Les anti-TNF alpha ont-ils un intérêt dans la sclérodermie systémique ?

La sclérodermie systémique fait partie du groupe des collagénoses. Il s’agit d’une affection rare du tissu conjonctif, d'étiologie inconnue, caractérisée par une fibrose et des altérations vasculaires, responsables de manifestations cliniques polymorphes de sévérité variable. Les divers traitements de fond proposés se sont avérés décevants.

L’efficacité des traitements anti TNF alpha n’étant plus a démontrer dans de nombreux rhumatismes inflammatoires (polyarthrite rhumatoïde, spondylarthropathie), il semblait logique de les tenter dans les sclérodermies dés lors qu’il existe des syndromes de chevauchement associant polyarthrite et sclérodermie.

Une étude ouverte multicentrique d’une durée de 48 semaines a été effectuée  chez 16 malades souffrant de sclérodermie systémique. Tous ont reçu 5 perfusions de 5 mg d’infliximab sur 26 semaines au total.

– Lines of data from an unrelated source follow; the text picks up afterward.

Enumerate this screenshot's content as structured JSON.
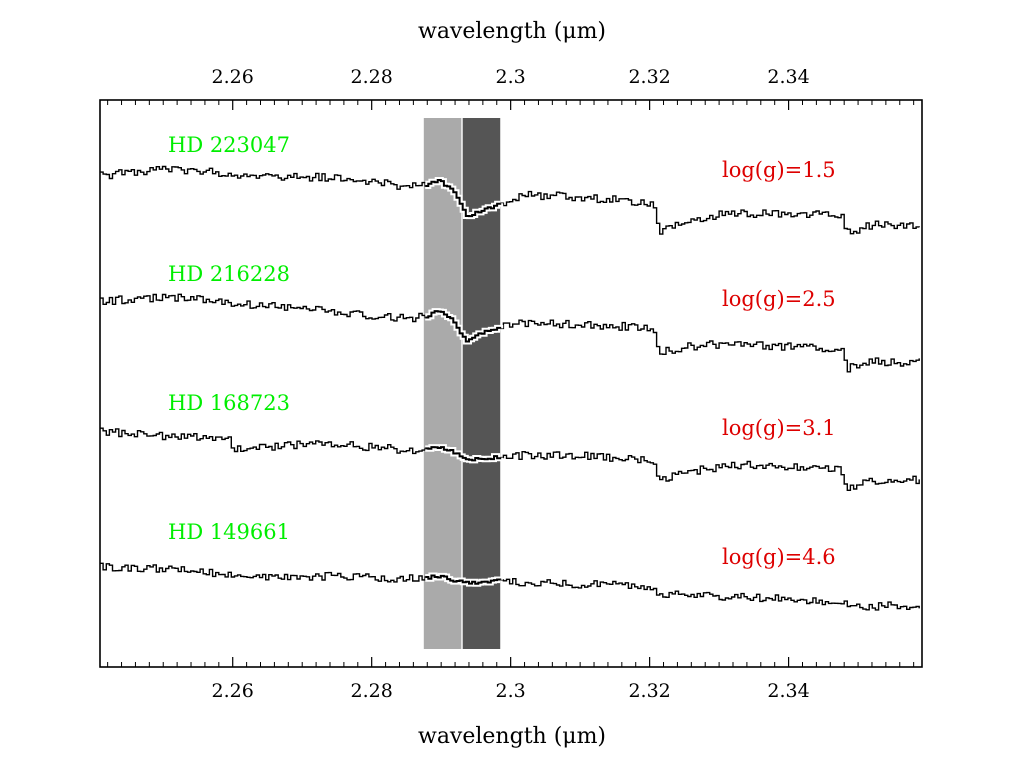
{
  "chart_data": {
    "type": "line",
    "xlabel": "wavelength (μm)",
    "xlabel_top": "wavelength (μm)",
    "xlim": [
      2.2409,
      2.3592
    ],
    "x_ticks": [
      2.26,
      2.28,
      2.3,
      2.32,
      2.34
    ],
    "x_tick_labels": [
      "2.26",
      "2.28",
      "2.3",
      "2.32",
      "2.34"
    ],
    "grid": false,
    "legend": "none",
    "bands": [
      {
        "x": [
          2.2875,
          2.2929
        ],
        "color": "#aaaaaa"
      },
      {
        "x": [
          2.2931,
          2.2985
        ],
        "color": "#555555"
      }
    ],
    "band_highlight_color": "#ffffff",
    "series_color": "#000000",
    "star_label_color": "#00ee00",
    "logg_label_color": "#dd0000",
    "series": [
      {
        "name": "HD 223047",
        "logg_label": "log(g)=1.5",
        "points": [
          [
            2.2409,
            176
          ],
          [
            2.245,
            172
          ],
          [
            2.25,
            169
          ],
          [
            2.255,
            171
          ],
          [
            2.26,
            174
          ],
          [
            2.265,
            176
          ],
          [
            2.27,
            177
          ],
          [
            2.275,
            178
          ],
          [
            2.28,
            182
          ],
          [
            2.285,
            187
          ],
          [
            2.2875,
            186
          ],
          [
            2.2895,
            180
          ],
          [
            2.2915,
            190
          ],
          [
            2.2935,
            216
          ],
          [
            2.2955,
            211
          ],
          [
            2.2985,
            204
          ],
          [
            2.302,
            195
          ],
          [
            2.31,
            197
          ],
          [
            2.315,
            200
          ],
          [
            2.3205,
            204
          ],
          [
            2.3212,
            232
          ],
          [
            2.325,
            222
          ],
          [
            2.33,
            214
          ],
          [
            2.335,
            214
          ],
          [
            2.3475,
            214
          ],
          [
            2.3482,
            233
          ],
          [
            2.352,
            225
          ],
          [
            2.3592,
            226
          ]
        ]
      },
      {
        "name": "HD 216228",
        "logg_label": "log(g)=2.5",
        "points": [
          [
            2.2409,
            302
          ],
          [
            2.245,
            299
          ],
          [
            2.25,
            298
          ],
          [
            2.255,
            298
          ],
          [
            2.26,
            304
          ],
          [
            2.265,
            305
          ],
          [
            2.27,
            309
          ],
          [
            2.275,
            312
          ],
          [
            2.28,
            316
          ],
          [
            2.285,
            318
          ],
          [
            2.2875,
            317
          ],
          [
            2.2895,
            311
          ],
          [
            2.2915,
            320
          ],
          [
            2.2935,
            342
          ],
          [
            2.2955,
            334
          ],
          [
            2.2985,
            327
          ],
          [
            2.302,
            323
          ],
          [
            2.31,
            324
          ],
          [
            2.315,
            326
          ],
          [
            2.3205,
            329
          ],
          [
            2.3212,
            353
          ],
          [
            2.325,
            347
          ],
          [
            2.33,
            344
          ],
          [
            2.335,
            345
          ],
          [
            2.3475,
            350
          ],
          [
            2.3482,
            369
          ],
          [
            2.352,
            362
          ],
          [
            2.3592,
            362
          ]
        ]
      },
      {
        "name": "HD 168723",
        "logg_label": "log(g)=3.1",
        "points": [
          [
            2.2409,
            432
          ],
          [
            2.245,
            433
          ],
          [
            2.25,
            436
          ],
          [
            2.255,
            437
          ],
          [
            2.2595,
            438
          ],
          [
            2.26,
            450
          ],
          [
            2.265,
            448
          ],
          [
            2.27,
            444
          ],
          [
            2.275,
            444
          ],
          [
            2.28,
            447
          ],
          [
            2.285,
            450
          ],
          [
            2.2875,
            450
          ],
          [
            2.2895,
            447
          ],
          [
            2.2915,
            452
          ],
          [
            2.2935,
            460
          ],
          [
            2.2955,
            459
          ],
          [
            2.2985,
            457
          ],
          [
            2.302,
            455
          ],
          [
            2.31,
            455
          ],
          [
            2.315,
            458
          ],
          [
            2.3205,
            461
          ],
          [
            2.3212,
            480
          ],
          [
            2.325,
            472
          ],
          [
            2.33,
            467
          ],
          [
            2.335,
            465
          ],
          [
            2.3475,
            470
          ],
          [
            2.3482,
            489
          ],
          [
            2.352,
            480
          ],
          [
            2.3592,
            480
          ]
        ]
      },
      {
        "name": "HD 149661",
        "logg_label": "log(g)=4.6",
        "points": [
          [
            2.2409,
            567
          ],
          [
            2.245,
            567
          ],
          [
            2.25,
            569
          ],
          [
            2.255,
            572
          ],
          [
            2.26,
            574
          ],
          [
            2.265,
            576
          ],
          [
            2.27,
            577
          ],
          [
            2.275,
            576
          ],
          [
            2.28,
            578
          ],
          [
            2.285,
            578
          ],
          [
            2.2875,
            578
          ],
          [
            2.2895,
            576
          ],
          [
            2.2915,
            580
          ],
          [
            2.2935,
            583
          ],
          [
            2.2955,
            582
          ],
          [
            2.2985,
            580
          ],
          [
            2.302,
            583
          ],
          [
            2.31,
            584
          ],
          [
            2.315,
            584
          ],
          [
            2.3205,
            586
          ],
          [
            2.3212,
            595
          ],
          [
            2.325,
            594
          ],
          [
            2.33,
            597
          ],
          [
            2.335,
            598
          ],
          [
            2.3475,
            602
          ],
          [
            2.3482,
            606
          ],
          [
            2.352,
            606
          ],
          [
            2.3592,
            606
          ]
        ]
      }
    ]
  }
}
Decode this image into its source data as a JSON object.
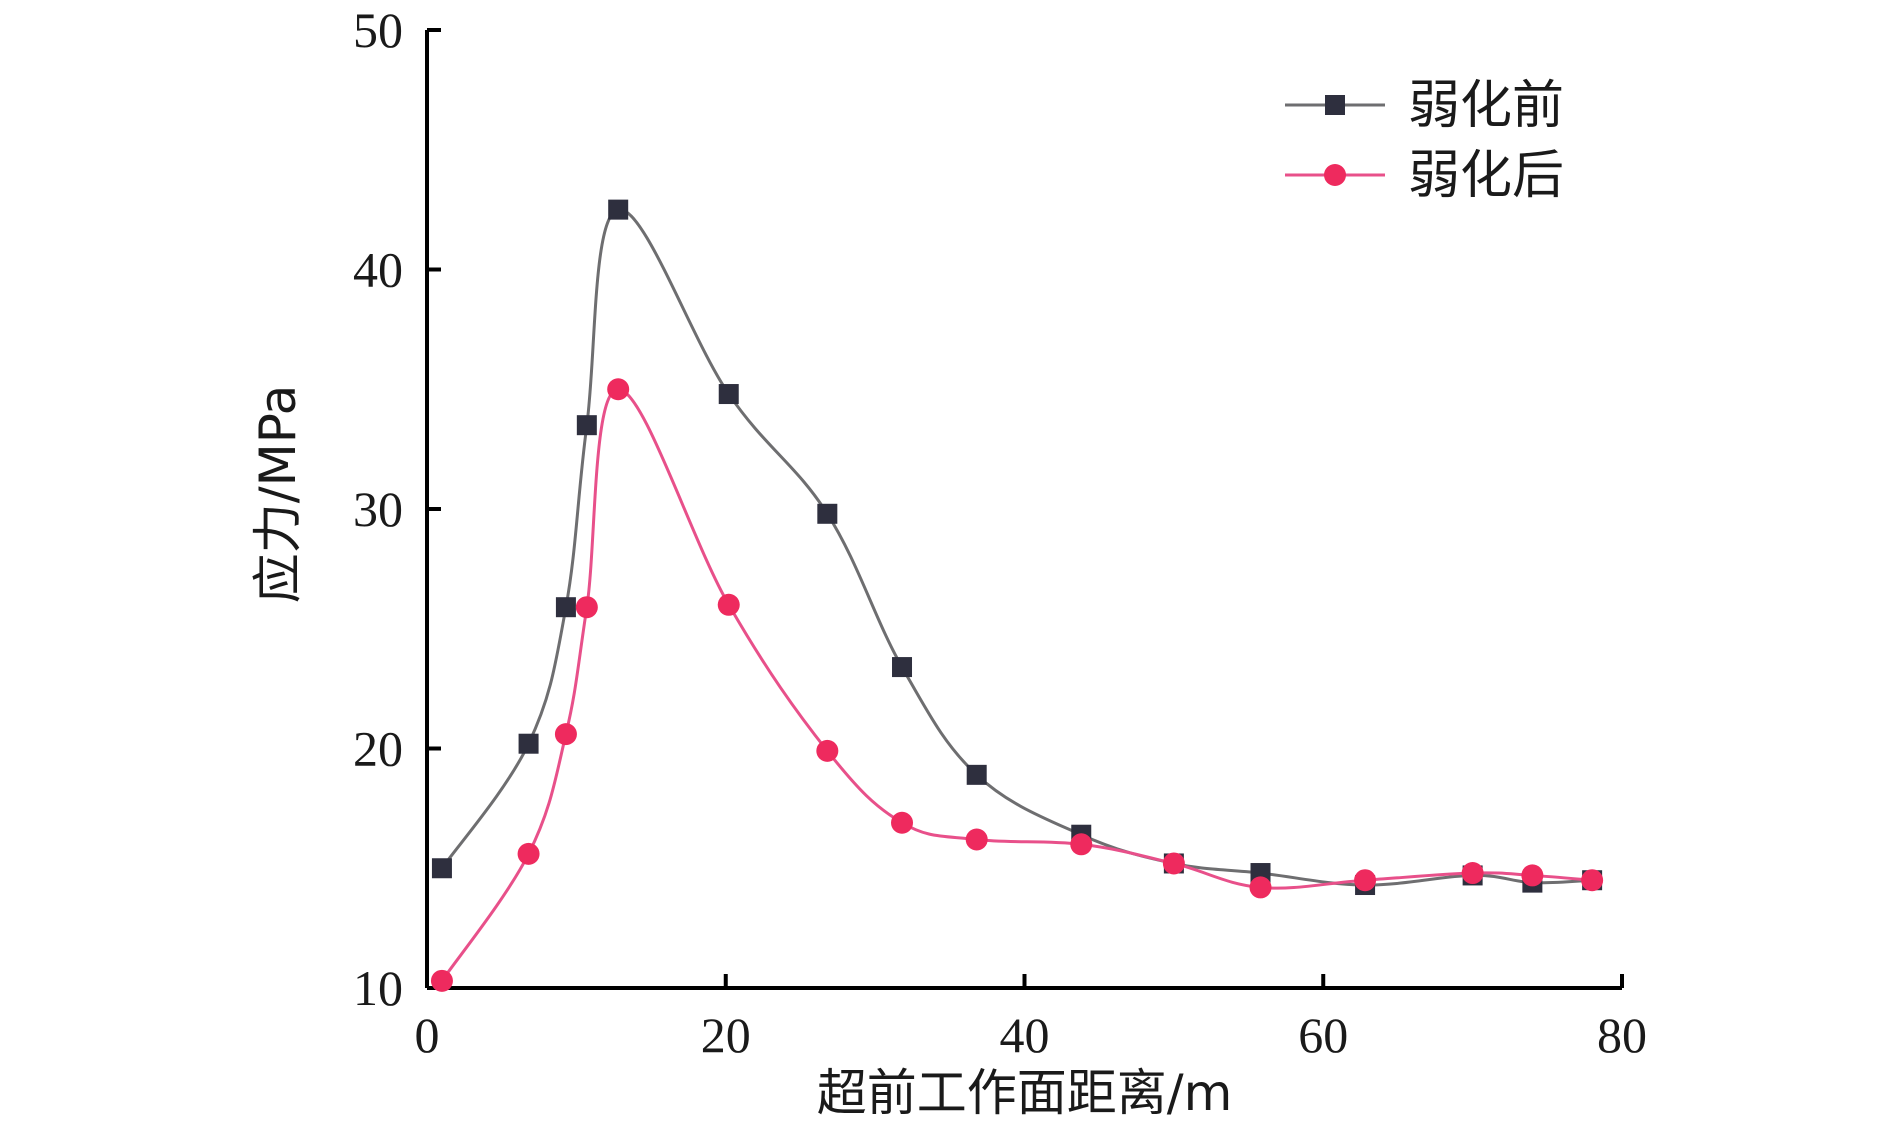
{
  "chart_data": {
    "type": "line",
    "xlabel": "超前工作面距离/m",
    "ylabel": "应力/MPa",
    "xlim": [
      0,
      80
    ],
    "ylim": [
      10,
      50
    ],
    "x_ticks": [
      "0",
      "20",
      "40",
      "60",
      "80"
    ],
    "y_ticks": [
      "10",
      "20",
      "30",
      "40",
      "50"
    ],
    "legend_position": "top-right",
    "grid": false,
    "series": [
      {
        "name": "弱化前",
        "color": "#6e6e70",
        "marker": "square",
        "marker_color": "#2e2f3e",
        "points": [
          [
            1,
            15.0
          ],
          [
            6.8,
            20.2
          ],
          [
            9.3,
            25.9
          ],
          [
            10.7,
            33.5
          ],
          [
            12.8,
            42.5
          ],
          [
            20.2,
            34.8
          ],
          [
            26.8,
            29.8
          ],
          [
            31.8,
            23.4
          ],
          [
            36.8,
            18.9
          ],
          [
            43.8,
            16.4
          ],
          [
            50.0,
            15.2
          ],
          [
            55.8,
            14.8
          ],
          [
            62.8,
            14.3
          ],
          [
            70.0,
            14.7
          ],
          [
            74.0,
            14.4
          ],
          [
            78.0,
            14.5
          ]
        ]
      },
      {
        "name": "弱化后",
        "color": "#e8508a",
        "marker": "circle",
        "marker_color": "#ee2a5e",
        "points": [
          [
            1,
            10.3
          ],
          [
            6.8,
            15.6
          ],
          [
            9.3,
            20.6
          ],
          [
            10.7,
            25.9
          ],
          [
            12.8,
            35.0
          ],
          [
            20.2,
            26.0
          ],
          [
            26.8,
            19.9
          ],
          [
            31.8,
            16.9
          ],
          [
            36.8,
            16.2
          ],
          [
            43.8,
            16.0
          ],
          [
            50.0,
            15.2
          ],
          [
            55.8,
            14.2
          ],
          [
            62.8,
            14.5
          ],
          [
            70.0,
            14.8
          ],
          [
            74.0,
            14.7
          ],
          [
            78.0,
            14.5
          ]
        ]
      }
    ]
  }
}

Il n’a pas été constaté de modifications du score cutané à 26 semaines. Cependant, les taux de procollagène de type 3 (précurseur du collagène de type 3 retrouvé dans  la paroi des vaisseaux sanguins)  et de collagène de type 1 (constituant principal des tissus conjonctifs)  étaient abaissés de façon significative à S26 par rapport à l’entrée dans l’étude.

Aucun décès  n’a été constaté durant les 48 semaines de suivi. Par contre, il y a eu 21 évènements sévères chez 7 malades, la plupart attribués à la sclérodermie et non au traitement (crise rénale sclerodermique, ulcères digitaux infectés, syndrome de Raynaud grave, ischémie digitale). Au total 127 événements indésirables ont été dénombrés chez 16 malades (avec de fréquentes réactions à la perfusion) ; 15 % étaient en rapport avec l’infliximab. Pour 8 malades, les perfusions d’infliximab ont dû être interrompues. Enfin, 5 patients ont développé des anticorps anti infliximab, lesquels étaient significativement associés aux réactions liées à la perfusion.

Les auteurs concluent que l’infliximab dans cette étude n’a pas apporté de bénéfice clair à 26 semaines en traitement de la sclérodermie mais a permis la diminution de 2 marqueurs biologiques de la synthèse du collagène. La fréquence élevée de réactions lors de la perfusion doit faire envisager l’adjonction d’un autre immunosuppresseur à l’infliximab pour les études futures dans la sclérodermie.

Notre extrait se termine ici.